Robert is unable to provide the information requested. His attempt to deflect to Passage #1 is rejected.
He can say whatever he wants but only information requested contributed is not a waste of time.
The person in Passage #1 is unquestionable. Rehashing Passage #1 is a waste of time.
The discussion is not the existence of Jesus depends on whether or not Josephus posits the possibility Jesus cannot legally be called a man because of his wisdom not because of Jesus’s deeds. That is the next sentence. I did not leave anything out of the first sentence.
If you want to use your own, non-published, translation and speculation such that the first and second sentence is combined or whatever minutiae point you are trying to make with your own translation and conjecture, give two examples of publishers that agree with your translation. Does Louis Feldman agree with your translation? Does Loeb Classical Library agree with your translation? Does Steve Mason agree with your translation where his translation of the TF appears in Josephus and The New Testament or does Louis Feldman use the same translation and conjecture that a Christian scribe did something?
= = =
About this time there lived Jesus, a wise man, if indeed one ought to call him a man. For he was one who performed surprising deeds and was a teacher of such people as accept the truth gladly. He won over many Jews and many of the Greeks. He was the Christ. And when, upon the accusation of the principal men among us, Pilate had condemned him to a cross, those who had first come to love him did not cease. He appeared to them spending a third day restored to life, for the prophets of God had foretold these things and a thousand other marvels about him.
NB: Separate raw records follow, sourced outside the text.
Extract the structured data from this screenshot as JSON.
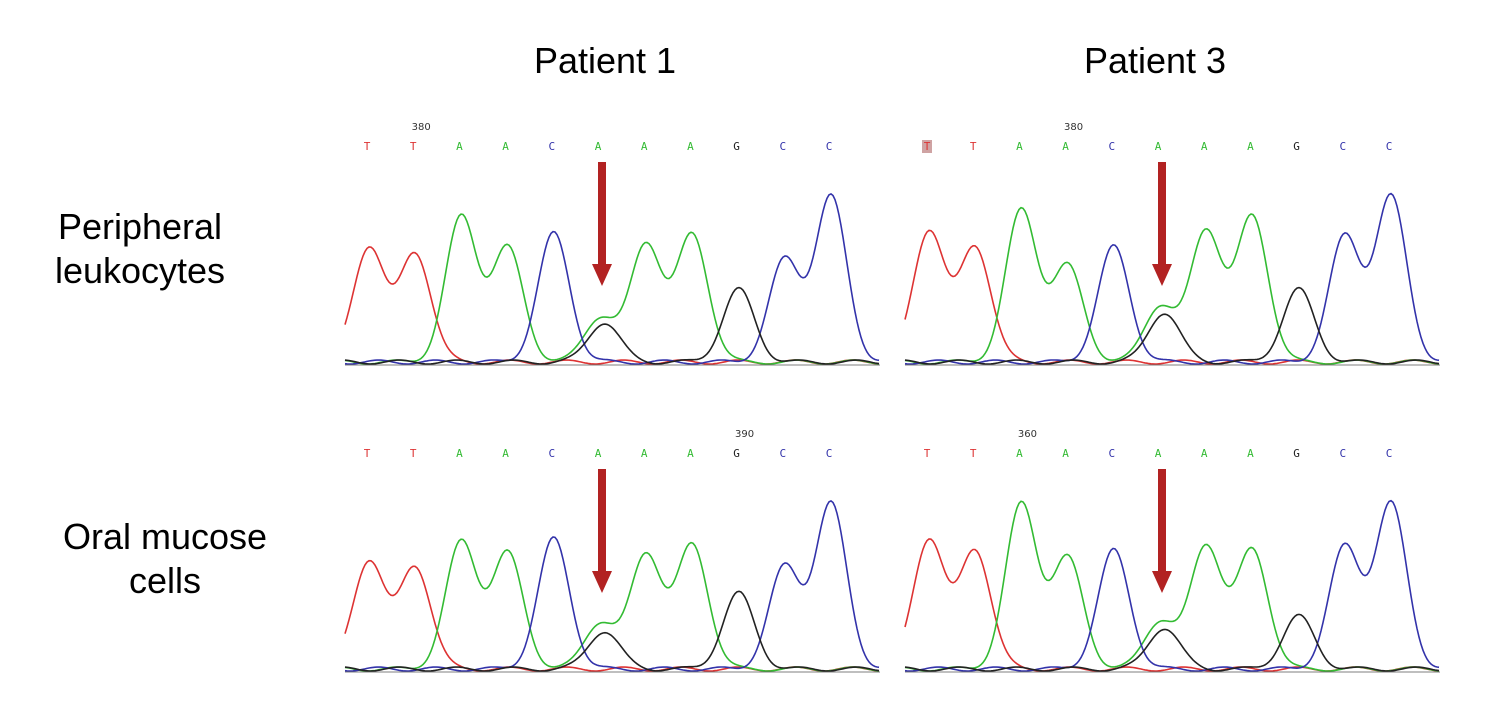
{
  "columns": [
    {
      "title": "Patient 1"
    },
    {
      "title": "Patient 3"
    }
  ],
  "rows": [
    {
      "label_line1": "Peripheral",
      "label_line2": "leukocytes"
    },
    {
      "label_line1": "Oral mucose",
      "label_line2": "cells"
    }
  ],
  "base_colors": {
    "A": "#33bb33",
    "C": "#3333aa",
    "G": "#222222",
    "T": "#dd3333"
  },
  "arrow_color": "#b22222",
  "panels": [
    {
      "id": "p1-leuko",
      "position_marker": {
        "label": "380",
        "base_index": 1
      },
      "bases": [
        "T",
        "T",
        "A",
        "A",
        "C",
        "A",
        "A",
        "A",
        "G",
        "C",
        "C"
      ],
      "highlight_base_index": null,
      "arrow_base_index": 5,
      "peaks": [
        {
          "base": "T",
          "height": 0.7
        },
        {
          "base": "T",
          "height": 0.66
        },
        {
          "base": "A",
          "height": 0.88
        },
        {
          "base": "A",
          "height": 0.69
        },
        {
          "base": "C",
          "height": 0.78
        },
        {
          "base": "A",
          "height": 0.27
        },
        {
          "base": "A",
          "height": 0.72
        },
        {
          "base": "A",
          "height": 0.77
        },
        {
          "base": "G",
          "height": 0.44
        },
        {
          "base": "C",
          "height": 0.62
        },
        {
          "base": "C",
          "height": 1.0
        }
      ],
      "secondary_peaks": [
        {
          "base_index": 5,
          "base": "G",
          "height": 0.24
        }
      ]
    },
    {
      "id": "p3-leuko",
      "position_marker": {
        "label": "380",
        "base_index": 3
      },
      "bases": [
        "T",
        "T",
        "A",
        "A",
        "C",
        "A",
        "A",
        "A",
        "G",
        "C",
        "C"
      ],
      "highlight_base_index": 0,
      "arrow_base_index": 5,
      "peaks": [
        {
          "base": "T",
          "height": 0.8
        },
        {
          "base": "T",
          "height": 0.7
        },
        {
          "base": "A",
          "height": 0.92
        },
        {
          "base": "A",
          "height": 0.58
        },
        {
          "base": "C",
          "height": 0.7
        },
        {
          "base": "A",
          "height": 0.34
        },
        {
          "base": "A",
          "height": 0.8
        },
        {
          "base": "A",
          "height": 0.88
        },
        {
          "base": "G",
          "height": 0.44
        },
        {
          "base": "C",
          "height": 0.76
        },
        {
          "base": "C",
          "height": 1.0
        }
      ],
      "secondary_peaks": [
        {
          "base_index": 5,
          "base": "G",
          "height": 0.3
        }
      ]
    },
    {
      "id": "p1-oral",
      "position_marker": {
        "label": "390",
        "base_index": 8
      },
      "bases": [
        "T",
        "T",
        "A",
        "A",
        "C",
        "A",
        "A",
        "A",
        "G",
        "C",
        "C"
      ],
      "highlight_base_index": null,
      "arrow_base_index": 5,
      "peaks": [
        {
          "base": "T",
          "height": 0.66
        },
        {
          "base": "T",
          "height": 0.62
        },
        {
          "base": "A",
          "height": 0.77
        },
        {
          "base": "A",
          "height": 0.7
        },
        {
          "base": "C",
          "height": 0.79
        },
        {
          "base": "A",
          "height": 0.28
        },
        {
          "base": "A",
          "height": 0.7
        },
        {
          "base": "A",
          "height": 0.75
        },
        {
          "base": "G",
          "height": 0.46
        },
        {
          "base": "C",
          "height": 0.62
        },
        {
          "base": "C",
          "height": 1.0
        }
      ],
      "secondary_peaks": [
        {
          "base_index": 5,
          "base": "G",
          "height": 0.23
        }
      ]
    },
    {
      "id": "p3-oral",
      "position_marker": {
        "label": "360",
        "base_index": 2
      },
      "bases": [
        "T",
        "T",
        "A",
        "A",
        "C",
        "A",
        "A",
        "A",
        "G",
        "C",
        "C"
      ],
      "highlight_base_index": null,
      "arrow_base_index": 5,
      "peaks": [
        {
          "base": "T",
          "height": 0.79
        },
        {
          "base": "T",
          "height": 0.72
        },
        {
          "base": "A",
          "height": 1.0
        },
        {
          "base": "A",
          "height": 0.67
        },
        {
          "base": "C",
          "height": 0.72
        },
        {
          "base": "A",
          "height": 0.29
        },
        {
          "base": "A",
          "height": 0.75
        },
        {
          "base": "A",
          "height": 0.72
        },
        {
          "base": "G",
          "height": 0.32
        },
        {
          "base": "C",
          "height": 0.74
        },
        {
          "base": "C",
          "height": 1.0
        }
      ],
      "secondary_peaks": [
        {
          "base_index": 5,
          "base": "G",
          "height": 0.25
        }
      ]
    }
  ]
}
And the tribe of the Christians, so called after him, has still to this day not disappeared.
Flavius Josephus: Antiquities of the Jews, ** you do not have permission to see this link **
= = =
A priority, not minutiae, in this discussion is about Christians thinking Jesus died for the world and Josephus nodding to this.
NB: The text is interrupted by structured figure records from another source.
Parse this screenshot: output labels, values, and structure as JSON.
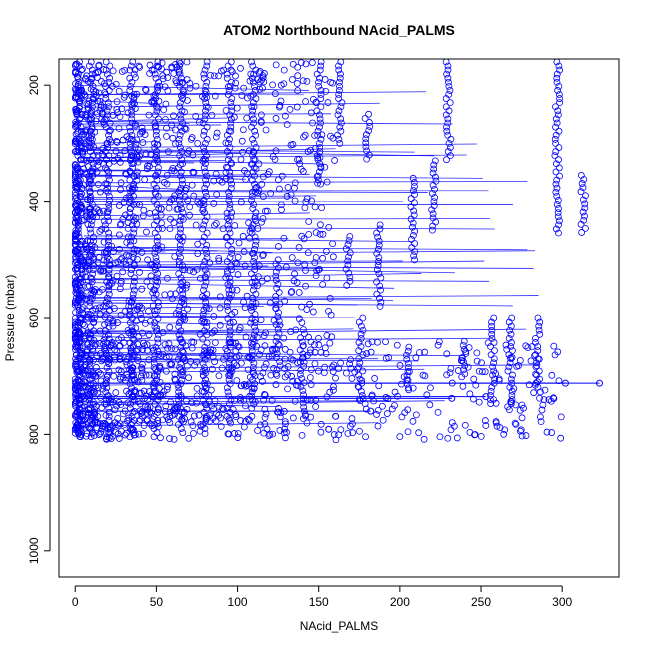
{
  "chart_data": {
    "type": "scatter",
    "title": "ATOM2 Northbound NAcid_PALMS",
    "xlabel": "NAcid_PALMS",
    "ylabel": "Pressure (mbar)",
    "xlim": [
      -10,
      335
    ],
    "ylim": [
      1045,
      155
    ],
    "y_reversed": true,
    "x_ticks": [
      0,
      50,
      100,
      150,
      200,
      250,
      300
    ],
    "y_ticks": [
      200,
      400,
      600,
      800,
      1000
    ],
    "grid": false,
    "legend": "none",
    "marker": "open-circle",
    "connect_points": true,
    "colors": {
      "series": "#0000ff",
      "axis": "#000000"
    },
    "profiles": [
      {
        "x": 297,
        "p_top": 160,
        "p_bottom": 455
      },
      {
        "x": 313,
        "p_top": 355,
        "p_bottom": 455
      },
      {
        "x": 230,
        "p_top": 160,
        "p_bottom": 330
      },
      {
        "x": 221,
        "p_top": 330,
        "p_bottom": 455
      },
      {
        "x": 208,
        "p_top": 360,
        "p_bottom": 500
      },
      {
        "x": 180,
        "p_top": 250,
        "p_bottom": 330
      },
      {
        "x": 163,
        "p_top": 160,
        "p_bottom": 300
      },
      {
        "x": 150,
        "p_top": 160,
        "p_bottom": 370
      },
      {
        "x": 168,
        "p_top": 460,
        "p_bottom": 545
      },
      {
        "x": 187,
        "p_top": 440,
        "p_bottom": 580
      },
      {
        "x": 257,
        "p_top": 600,
        "p_bottom": 750
      },
      {
        "x": 268,
        "p_top": 600,
        "p_bottom": 750
      },
      {
        "x": 285,
        "p_top": 600,
        "p_bottom": 720
      },
      {
        "x": 240,
        "p_top": 640,
        "p_bottom": 700
      },
      {
        "x": 205,
        "p_top": 650,
        "p_bottom": 720
      },
      {
        "x": 176,
        "p_top": 600,
        "p_bottom": 740
      },
      {
        "x": 140,
        "p_top": 620,
        "p_bottom": 760
      },
      {
        "x": 125,
        "p_top": 500,
        "p_bottom": 700
      },
      {
        "x": 110,
        "p_top": 160,
        "p_bottom": 760
      },
      {
        "x": 95,
        "p_top": 160,
        "p_bottom": 780
      },
      {
        "x": 80,
        "p_top": 160,
        "p_bottom": 790
      },
      {
        "x": 65,
        "p_top": 160,
        "p_bottom": 800
      },
      {
        "x": 50,
        "p_top": 160,
        "p_bottom": 810
      },
      {
        "x": 35,
        "p_top": 160,
        "p_bottom": 810
      },
      {
        "x": 20,
        "p_top": 160,
        "p_bottom": 810
      },
      {
        "x": 10,
        "p_top": 160,
        "p_bottom": 810
      },
      {
        "x": 3,
        "p_top": 160,
        "p_bottom": 810
      }
    ],
    "extreme_points": [
      {
        "x": 323,
        "p": 712
      },
      {
        "x": 302,
        "p": 712
      },
      {
        "x": 253,
        "p": 735
      },
      {
        "x": 232,
        "p": 738
      },
      {
        "x": 182,
        "p": 760
      }
    ]
  }
}
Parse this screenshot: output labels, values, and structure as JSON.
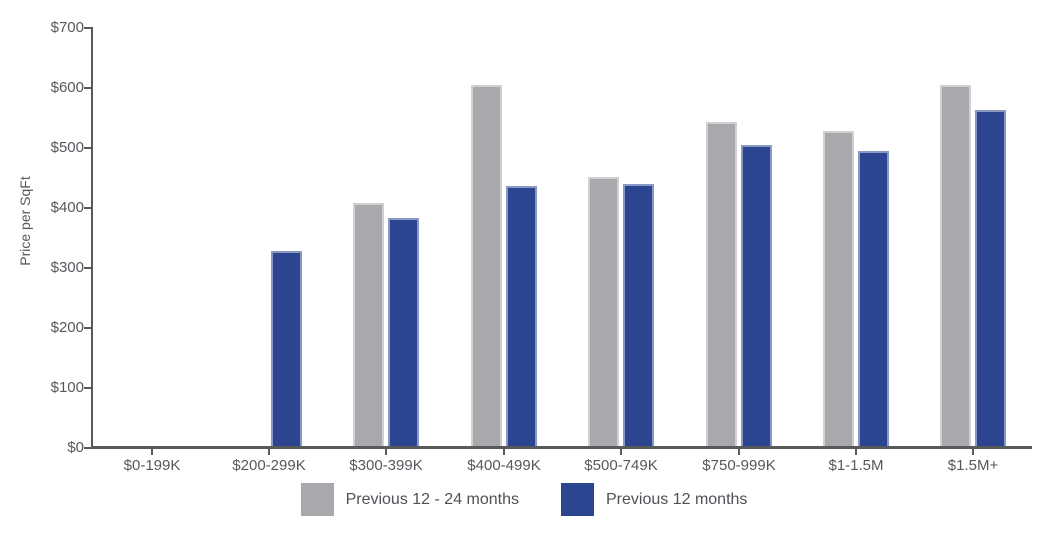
{
  "chart_data": {
    "type": "bar",
    "title": "",
    "xlabel": "",
    "ylabel": "Price per SqFt",
    "categories": [
      "$0-199K",
      "$200-299K",
      "$300-399K",
      "$400-499K",
      "$500-749K",
      "$750-999K",
      "$1-1.5M",
      "$1.5M+"
    ],
    "series": [
      {
        "name": "Previous 12 - 24 months",
        "color": "#a7a9ac",
        "values": [
          null,
          null,
          407,
          605,
          451,
          542,
          528,
          604
        ]
      },
      {
        "name": "Previous 12 months",
        "color": "#2b4591",
        "values": [
          null,
          328,
          382,
          436,
          439,
          505,
          495,
          563
        ]
      }
    ],
    "ylim": [
      0,
      700
    ],
    "ytick_step": 100,
    "ytick_labels": [
      "$0",
      "$100",
      "$200",
      "$300",
      "$400",
      "$500",
      "$600",
      "$700"
    ],
    "grid": false,
    "legend_position": "bottom",
    "axis_color": "#58595b",
    "text_color": "#56585e"
  }
}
Jesus died, a life sacrificed, for the world.
Decius Mus died, a life sacrificed, for his soldiers.
Josephus changed Decius Mus to Decius Mundus.
Fiat iustitia, et pereat mundus is a Latin phrase, meaning “Let justice be done, though the world perish”.
Noun
mundus (genitive mundī) (masc.)
- toilet ornaments, decorations, dress (of a woman)
- implement
- (= κόσμος) the universe, the world, esp. the heavens and the heavenly bodies
- the inhabitants of the earth, mankind
- (eccl. Lat.) the world as opposed to the church; this world, the realm of sin and death, as opposed to Christ’s kingdom of holiness and life
Decius Mundus in Passage 2 is Josephus saying the character has been elevated from having his life sacrificed for his soldiers to a life sacrificed for the world.